Monday, August 26, 2013

Echoes of past outrage burp up


National Iraqi News Agency reports a Kirkuk roadside bombing left 2 Iraqi soldiers injured, a Wasit Province roadside bombing claimed the life of 1 person and left three more injured,  and a Hilla mortar attack claimed 1 life and left three other people injured,.  AFP adds, "Militants in police uniforms claiming to be carrying out a security operation kidnapped and killed six men in a pre-dawn attack north of Baghdad, officials said."  Through yesterday, Iraq Body Count counts 685 violent deaths this month so far. And the month ends this week.

Which means the monthly death toll will be noted by a few press outlets.  W.G. Dunlop (AFP) reports Nouri's government is undercounting and downplaying deaths:



The government has downplayed the number of deaths from attacks in its official statements, even as violence in Iraq has reached levels not seen since 2008.
It has also challenged media reports on unrest, saying some were as dangerous as attacks themselves.


Another story has captured attention in the region.  To appreciate it, you have to remember how Bully Boy Bush repeatedly insisted that Saddam Hussein was not to be trusted because he 'gassed his own people.'  From CNN, March 22, 2002, here's one example of Bully Boy Bush noting that:


What we're telling our friends is that Saddam Hussein is a man who is willing to gas his own people, willing to use weapons of mass destruction against Iraq citizens.  Evidently there's a new article in New York magazine, or New Yorker magazine, or some East Coast magazine, and it details about his barbaric behavior toward his own people. And he not only did it to his own people, he did it to people in his neighborhood.


There were many variations on that and Bully Boy Bush was always citing it as a need to go to war on Iraq.   Press TV reports today:


Newly declassified CIA documents show that the United States had a hand in Iraq’s deadly chemical attacks on Iran during the 1980-1988 war against the Islamic Republic, a new report says.
During the war, the Iraqi military attacked Iran several times using mustard gas and sarin with the help of satellite imagery, maps and other intelligence provided by the US government, the Foreign Policy magazine said, citing CIA documents and interviews with former US intelligence officials.
US officials have long denied having knowledge of the US involvement but retired Air Force Colonel Rick Francona, a then military attaché in Baghdad, said the American officials knew of Iraq’s intention.
"The Iraqis never told us that they intended to use nerve gas. They didn't have to. We already knew," Francona told Foreign Policy.


Fars News Agency picks up the story as well but brings in current claims regarding Syria:


The US government may be considering military action in response to chemical strikes near Damascus, while there is no clue to throw the responsibility for the attack on anyone's shoulder, except for the common sense which says rebels should be blamed. But a generation ago, America's military and intelligence communities knew about and did nothing to stop a series of nerve gas attacks far more devastating than anything Syria has seen, Foreign Policy said in a report.

In 1988, during the waning days of Iraq's war with Iran, the United States learned through satellite imagery that Iran was about to gain a major strategic advantage by exploiting a hole in Iraqi defenses. US intelligence officials conveyed the location of the Iranian troops to Iraq, fully aware that Hussein's military would attack with chemical weapons, including sarin, a lethal nerve agent.

The intelligence included imagery and maps about Iranian troop movements, as well as the locations of Iranian logistics facilities and details about Iranian air defenses. The Iraqis used mustard gas and sarin prior to four major offensives in early 1988 that relied on US satellite imagery, maps, and other intelligence. These attacks helped to tilt the war in Iraq's favor and bring Iran to the negotiating table, and they ensured that the Reagan administration's long-standing policy of securing an Iraqi victory would succeed. But they were also the last in a series of chemical strikes stretching back several years that the Reagan administration knew about and didn't disclose.

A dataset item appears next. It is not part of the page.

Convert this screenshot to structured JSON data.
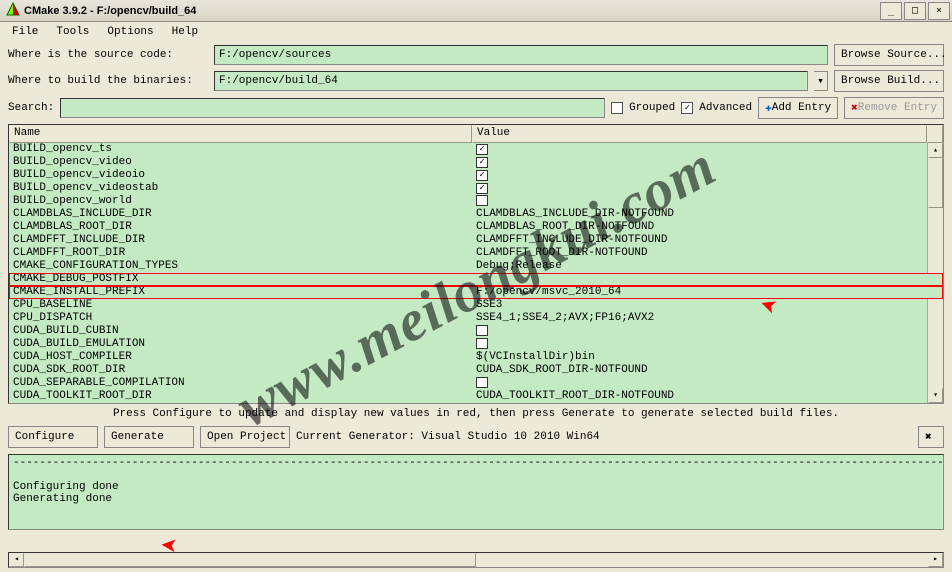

Look for Bully Boy Bush to appeal to the Supreme Court to put him back in the White House so he can now go after Donald Rumsfeld, his own father and the ghost of Ronald Reagan.



Isaiah's The World Today Just Nuts "Wag The Kennel"  went up last night.   On this week's Law and Disorder Radio,  an hour long program that airs Monday mornings at 9:00 a.m. EST on WBAI and around the country throughout the week, hosted by attorneys Heidi Boghosian, Michael S. Smith and Michael Ratner (Center for Constitutional Rights) topics addressed include Michael Ratner discussing the Chelsea Manning verdict, Kevin Gallagher discussing the targeting of journalist Barrett Brown and Sharla Manley on ho Hawaii transfers prisoners to other states.